While Collins puts his finger on a development currently under way and provides plenty of examples of technological displacement, he weakens his case by several crucial omissions. He does not present any statistics bearing out a progressive trend in middle class technological displacement. Worse, he provides no definition of the middle class and does not systematically explore what aspects of middle class work make technological displacement likely or, equally feasible, unlikely. He does not consider that the performance of very complex cognitive operations or of work with a strong relational component might be resistant to technological displacement. Furthermore Collins does not allow that consumers of certain groups of services, such as in the areas of medicine, social work, or policing, are likely to show strong resistance to removing human contact from them.

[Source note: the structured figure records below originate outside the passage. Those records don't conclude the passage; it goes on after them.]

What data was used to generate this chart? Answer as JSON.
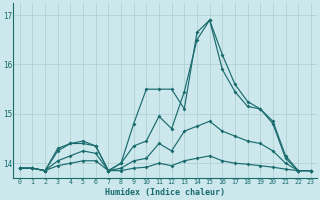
{
  "xlabel": "Humidex (Indice chaleur)",
  "background_color": "#cce8ec",
  "grid_color": "#aacccc",
  "line_color": "#1a6b6e",
  "xlim": [
    -0.5,
    23.5
  ],
  "ylim": [
    13.7,
    17.25
  ],
  "yticks": [
    14,
    15,
    16,
    17
  ],
  "xticks": [
    0,
    1,
    2,
    3,
    4,
    5,
    6,
    7,
    8,
    9,
    10,
    11,
    12,
    13,
    14,
    15,
    16,
    17,
    18,
    19,
    20,
    21,
    22,
    23
  ],
  "series": [
    [
      13.9,
      13.9,
      13.85,
      14.3,
      14.4,
      14.45,
      14.35,
      13.85,
      14.0,
      14.8,
      15.5,
      15.5,
      15.5,
      15.1,
      16.65,
      16.9,
      15.9,
      15.45,
      15.15,
      15.1,
      14.85,
      14.15,
      13.85,
      13.85
    ],
    [
      13.9,
      13.9,
      13.85,
      14.25,
      14.4,
      14.4,
      14.35,
      13.85,
      14.0,
      14.35,
      14.45,
      14.95,
      14.7,
      15.45,
      16.5,
      16.9,
      16.2,
      15.6,
      15.25,
      15.1,
      14.8,
      14.1,
      13.85,
      13.85
    ],
    [
      13.9,
      13.9,
      13.85,
      14.05,
      14.15,
      14.25,
      14.2,
      13.85,
      13.9,
      14.05,
      14.1,
      14.4,
      14.25,
      14.65,
      14.75,
      14.85,
      14.65,
      14.55,
      14.45,
      14.4,
      14.25,
      14.0,
      13.85,
      13.85
    ],
    [
      13.9,
      13.9,
      13.85,
      13.95,
      14.0,
      14.05,
      14.05,
      13.85,
      13.85,
      13.9,
      13.92,
      14.0,
      13.95,
      14.05,
      14.1,
      14.15,
      14.05,
      14.0,
      13.98,
      13.95,
      13.92,
      13.88,
      13.85,
      13.85
    ]
  ]
}
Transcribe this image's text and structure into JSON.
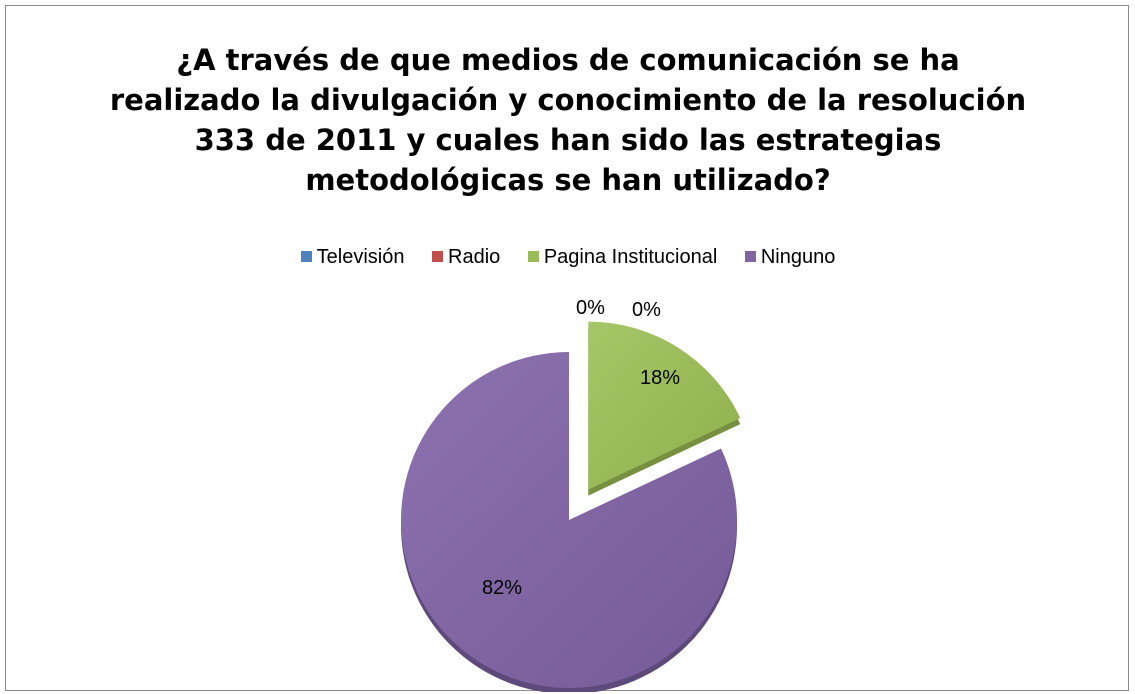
{
  "chart_data": {
    "type": "pie",
    "title": "¿A través de que medios de comunicación  se ha\nrealizado la divulgación y conocimiento de la resolución\n333 de 2011 y cuales han sido las estrategias\nmetodológicas se han utilizado?",
    "legend_position": "top",
    "categories": [
      "Televisión",
      "Radio",
      "Pagina Institucional",
      "Ninguno"
    ],
    "values": [
      0,
      0,
      18,
      82
    ],
    "labels": [
      "0%",
      "0%",
      "18%",
      "82%"
    ],
    "colors": [
      "#4f81bd",
      "#c0504d",
      "#9bbb59",
      "#8064a2"
    ],
    "exploded": true
  }
}
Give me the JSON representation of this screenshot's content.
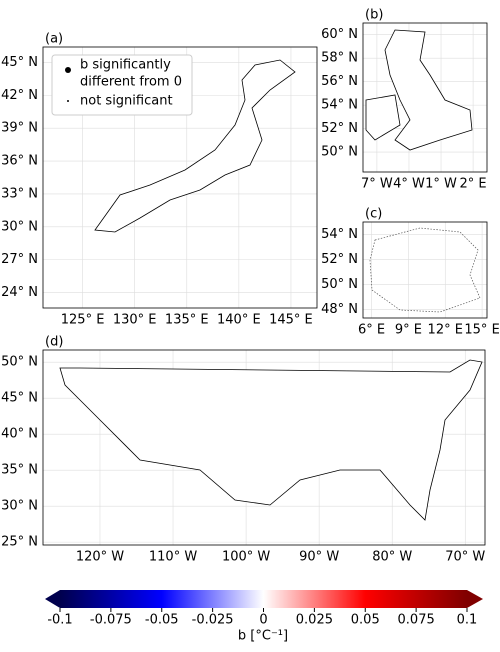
{
  "panels": [
    {
      "label": "(a)",
      "xlim": [
        121.2,
        147.5
      ],
      "ylim": [
        22.6,
        46.4
      ],
      "xticks": [
        {
          "value": 125,
          "label": "125° E"
        },
        {
          "value": 130,
          "label": "130° E"
        },
        {
          "value": 135,
          "label": "135° E"
        },
        {
          "value": 140,
          "label": "140° E"
        },
        {
          "value": 145,
          "label": "145° E"
        }
      ],
      "yticks": [
        {
          "value": 24,
          "label": "24° N"
        },
        {
          "value": 27,
          "label": "27° N"
        },
        {
          "value": 30,
          "label": "30° N"
        },
        {
          "value": 33,
          "label": "33° N"
        },
        {
          "value": 36,
          "label": "36° N"
        },
        {
          "value": 39,
          "label": "39° N"
        },
        {
          "value": 42,
          "label": "42° N"
        },
        {
          "value": 45,
          "label": "45° N"
        }
      ]
    },
    {
      "label": "(b)",
      "xlim": [
        -8.3,
        3.3
      ],
      "ylim": [
        48.3,
        61.0
      ],
      "xticks": [
        {
          "value": -7,
          "label": "7° W"
        },
        {
          "value": -4,
          "label": "4° W"
        },
        {
          "value": -1,
          "label": "1° W"
        },
        {
          "value": 2,
          "label": "2° E"
        }
      ],
      "yticks": [
        {
          "value": 50,
          "label": "50° N"
        },
        {
          "value": 52,
          "label": "52° N"
        },
        {
          "value": 54,
          "label": "54° N"
        },
        {
          "value": 56,
          "label": "56° N"
        },
        {
          "value": 58,
          "label": "58° N"
        },
        {
          "value": 60,
          "label": "60° N"
        }
      ]
    },
    {
      "label": "(c)",
      "xlim": [
        5.3,
        15.4
      ],
      "ylim": [
        47.3,
        55.0
      ],
      "xticks": [
        {
          "value": 6,
          "label": "6° E"
        },
        {
          "value": 9,
          "label": "9° E"
        },
        {
          "value": 12,
          "label": "12° E"
        },
        {
          "value": 15,
          "label": "15° E"
        }
      ],
      "yticks": [
        {
          "value": 48,
          "label": "48° N"
        },
        {
          "value": 50,
          "label": "50° N"
        },
        {
          "value": 52,
          "label": "52° N"
        },
        {
          "value": 54,
          "label": "54° N"
        }
      ]
    },
    {
      "label": "(d)",
      "xlim": [
        -127.8,
        -67.3
      ],
      "ylim": [
        24.6,
        51.7
      ],
      "xticks": [
        {
          "value": -120,
          "label": "120° W"
        },
        {
          "value": -110,
          "label": "110° W"
        },
        {
          "value": -100,
          "label": "100° W"
        },
        {
          "value": -90,
          "label": "90° W"
        },
        {
          "value": -80,
          "label": "80° W"
        },
        {
          "value": -70,
          "label": "70° W"
        }
      ],
      "yticks": [
        {
          "value": 25,
          "label": "25° N"
        },
        {
          "value": 30,
          "label": "30° N"
        },
        {
          "value": 35,
          "label": "35° N"
        },
        {
          "value": 40,
          "label": "40° N"
        },
        {
          "value": 45,
          "label": "45° N"
        },
        {
          "value": 50,
          "label": "50° N"
        }
      ]
    }
  ],
  "legend": {
    "significant": [
      "b significantly",
      "different from 0"
    ],
    "not_significant": "not significant"
  },
  "colorbar": {
    "lim": [
      -0.1,
      0.1
    ],
    "ticks": [
      -0.1,
      -0.075,
      -0.05,
      -0.025,
      0,
      0.025,
      0.05,
      0.075,
      0.1
    ],
    "label": "b [°C⁻¹]"
  }
}
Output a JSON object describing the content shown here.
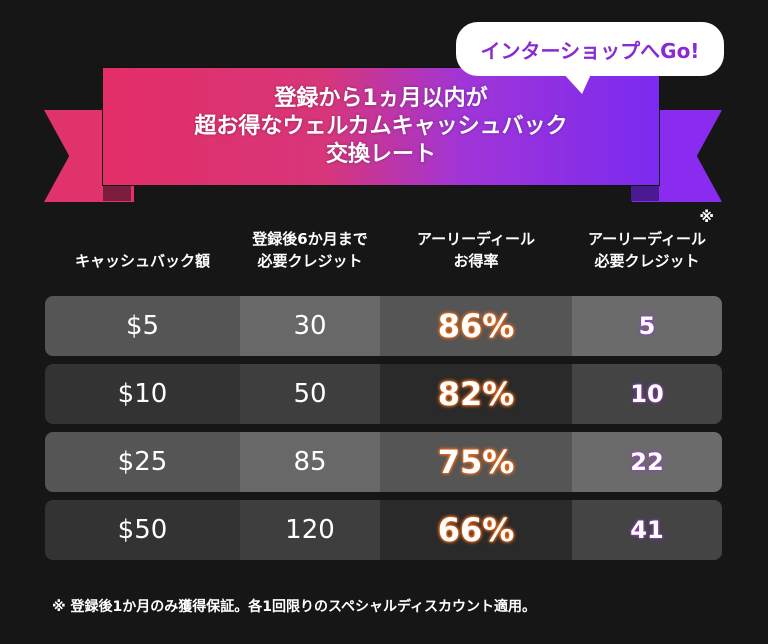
{
  "banner": {
    "line1": "登録から1ヵ月以内が",
    "line2": "超お得なウェルカムキャッシュバック",
    "line3": "交換レート"
  },
  "bubble": "インターショップへGo!",
  "headers": {
    "cashback": "キャッシュバック額",
    "req1": "登録後6か月まで",
    "req2": "必要クレジット",
    "rate1": "アーリーディール",
    "rate2": "お得率",
    "mark": "※",
    "early1": "アーリーディール",
    "early2": "必要クレジット"
  },
  "rows": [
    {
      "cashback": "$5",
      "credits": "30",
      "rate": "86%",
      "early": "5"
    },
    {
      "cashback": "$10",
      "credits": "50",
      "rate": "82%",
      "early": "10"
    },
    {
      "cashback": "$25",
      "credits": "85",
      "rate": "75%",
      "early": "22"
    },
    {
      "cashback": "$50",
      "credits": "120",
      "rate": "66%",
      "early": "41"
    }
  ],
  "note": "※  登録後1か月のみ獲得保証。各1回限りのスペシャルディスカウント適用。",
  "colors": {
    "pink": "#e42e68",
    "purple": "#7b2af0",
    "rate_glow": "#f06a1c"
  }
}
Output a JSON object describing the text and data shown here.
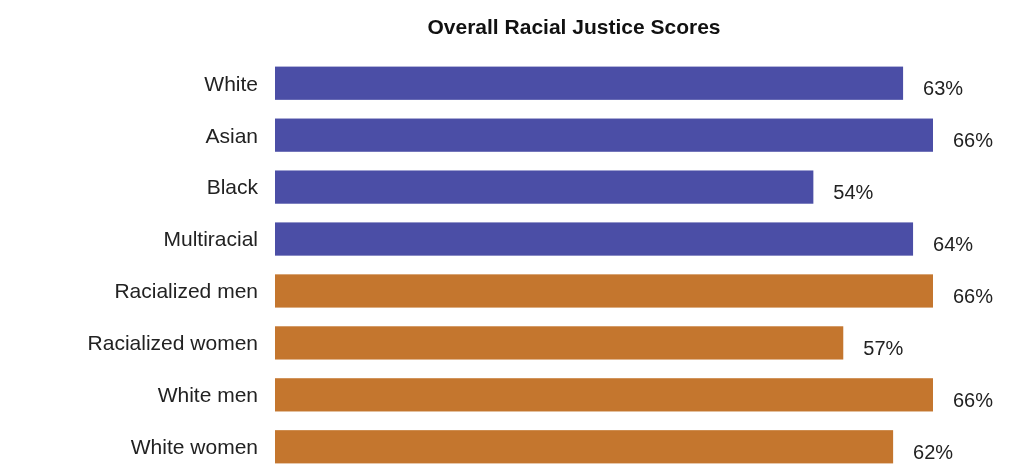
{
  "chart_data": {
    "type": "bar",
    "orientation": "horizontal",
    "title": "Overall Racial Justice Scores",
    "categories": [
      "White",
      "Asian",
      "Black",
      "Multiracial",
      "Racialized men",
      "Racialized women",
      "White men",
      "White women"
    ],
    "values": [
      63,
      66,
      54,
      64,
      66,
      57,
      66,
      62
    ],
    "colors": [
      "#4b4ea6",
      "#4b4ea6",
      "#4b4ea6",
      "#4b4ea6",
      "#c4762e",
      "#c4762e",
      "#c4762e",
      "#c4762e"
    ],
    "value_labels": [
      "63%",
      "66%",
      "54%",
      "64%",
      "66%",
      "57%",
      "66%",
      "62%"
    ]
  }
}
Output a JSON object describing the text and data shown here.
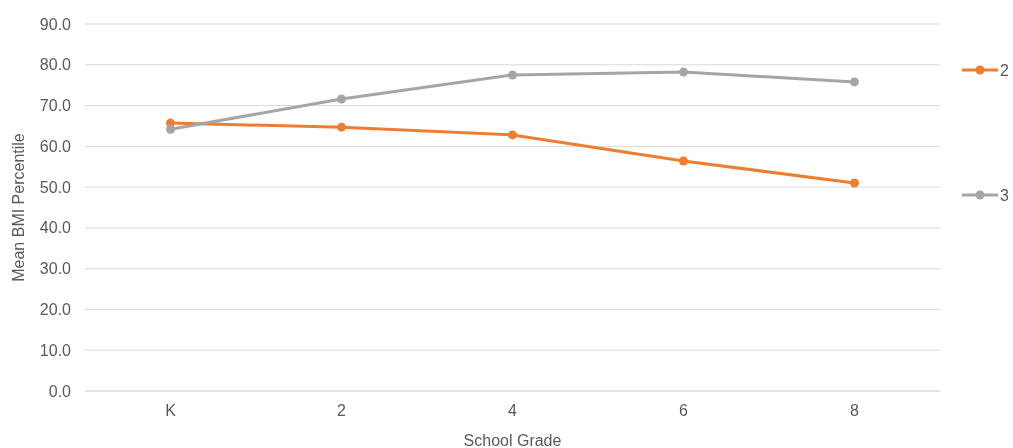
{
  "chart_data": {
    "type": "line",
    "xlabel": "School Grade",
    "ylabel": "Mean BMI Percentile",
    "categories": [
      "K",
      "2",
      "4",
      "6",
      "8"
    ],
    "series": [
      {
        "name": "2",
        "color": "#ed7d31",
        "values": [
          65.7,
          64.7,
          62.8,
          56.4,
          51.0
        ]
      },
      {
        "name": "3",
        "color": "#a5a5a5",
        "values": [
          64.2,
          71.6,
          77.5,
          78.2,
          75.8
        ]
      }
    ],
    "ylim": [
      0,
      90
    ],
    "yticks": [
      {
        "value": 0,
        "label": "0.0"
      },
      {
        "value": 10,
        "label": "10.0"
      },
      {
        "value": 20,
        "label": "20.0"
      },
      {
        "value": 30,
        "label": "30.0"
      },
      {
        "value": 40,
        "label": "40.0"
      },
      {
        "value": 50,
        "label": "50.0"
      },
      {
        "value": 60,
        "label": "60.0"
      },
      {
        "value": 70,
        "label": "70.0"
      },
      {
        "value": 80,
        "label": "80.0"
      },
      {
        "value": 90,
        "label": "90.0"
      }
    ],
    "grid": "y",
    "legend": "right",
    "marker": "circle",
    "line_style": "solid"
  }
}
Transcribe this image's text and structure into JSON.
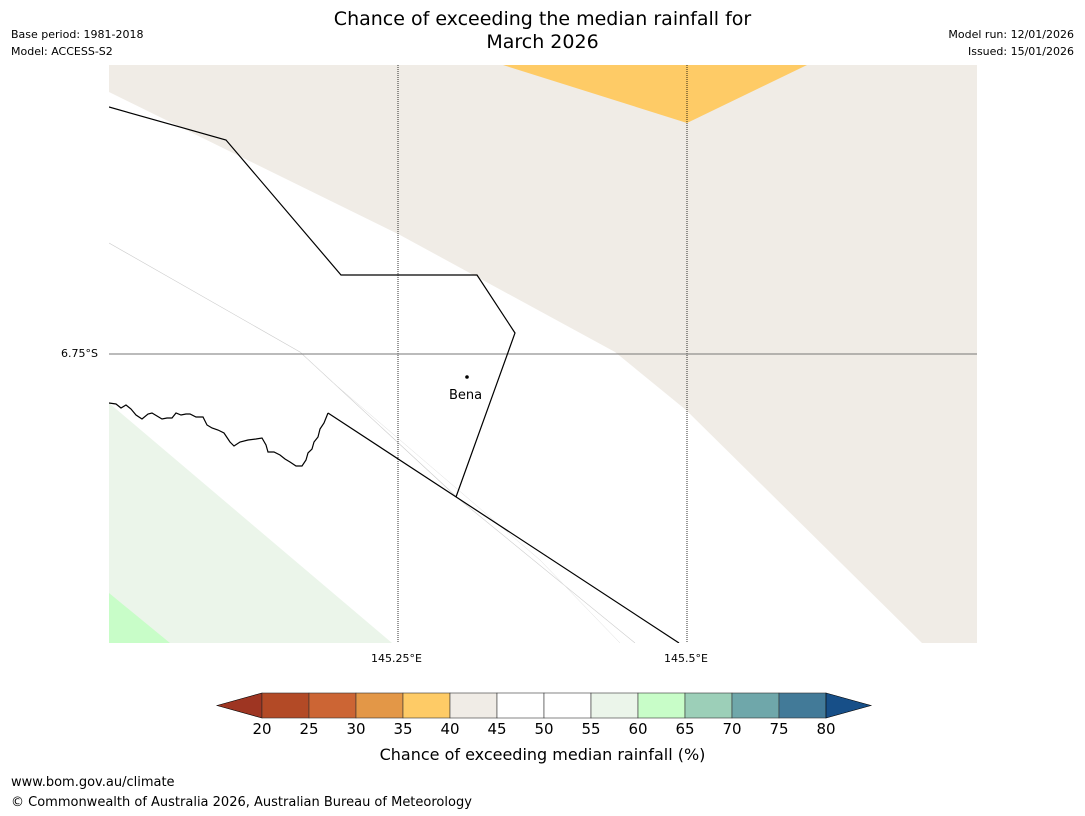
{
  "title_line1": "Chance of exceeding the median rainfall for",
  "title_line2": "March 2026",
  "left_meta": [
    "Base period: 1981-2018",
    "Model: ACCESS-S2"
  ],
  "right_meta": [
    "Model run: 12/01/2026",
    "Issued: 15/01/2026"
  ],
  "map": {
    "lat_label": "6.75°S",
    "lon_labels": [
      "145.25°E",
      "145.5°E"
    ],
    "place": "Bena"
  },
  "colorbar": {
    "ticks": [
      "20",
      "25",
      "30",
      "35",
      "40",
      "45",
      "50",
      "55",
      "60",
      "65",
      "70",
      "75",
      "80"
    ],
    "colors": [
      "#9e3522",
      "#b34a26",
      "#cc6534",
      "#e39747",
      "#fecb66",
      "#f0ece6",
      "#ffffff",
      "#ffffff",
      "#ebf5ea",
      "#c8fdc8",
      "#9ccfb8",
      "#6fa7aa",
      "#427a98",
      "#174f88"
    ],
    "label": "Chance of exceeding median rainfall (%)"
  },
  "footer": [
    "www.bom.gov.au/climate",
    "© Commonwealth of Australia 2026, Australian Bureau of Meteorology"
  ]
}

Michael Mann diverges from the above two theorists in that he envisages ‘a kaleidoscopic recombination of the four non-congruent and distinctly shaped networks of social power’. Consequently, the future, in his eyes, will not be determined by the failings of capitalism alone. His deep historical knowledge, genuine consideration of economic development of the whole globe, together with his plausible thesis of a multi-causality of societal transformation, allow him to make very considered analyses of possible future scenarios. Extrapolating from structural tendencies in all four networks of power during the current time, he suggests a number of possible scenarios for the future, including the survival of capitalism. One of these latter scenarios is very optimistic. Mann posits a low-growth global capitalism to emerge around 2050 in which American hegemony has been replaced by a multi-polar network of power. He disputes that this, by itself, must lead to terminal crisis and revolution. Low growth and even between 15 and 20 per cent of unemployment, if accompanied by reformist socialist or social-democratic redistribution, in his view, is sustainable. It may even usher in a variety of capitalism superior to its current neo-liberal form. But before we have time to rejoice at this prospect, Mann outlines the much more serious threat to the globe, emanating from global warming. Although very pessimistic about its social consequences, he nevertheless allows that some political management and solution of the ecological crisis may be possible.
An excellent, collectively written Conclusion to the book compares the various prognoses outlined above and additionally examines the role the social sciences may play in ‘a transformative future’. It is acknowledged that macro-historical analysis such as theirs can do no more than ‘connecting the dots in a big puzzle’. Nevertheless, the authors suggest that both theoretical and empirical social scientists will have plenty of crucial intellectual work to do in rising to the challenges and opportunities posed by a forthcoming transformation or demise of capitalism.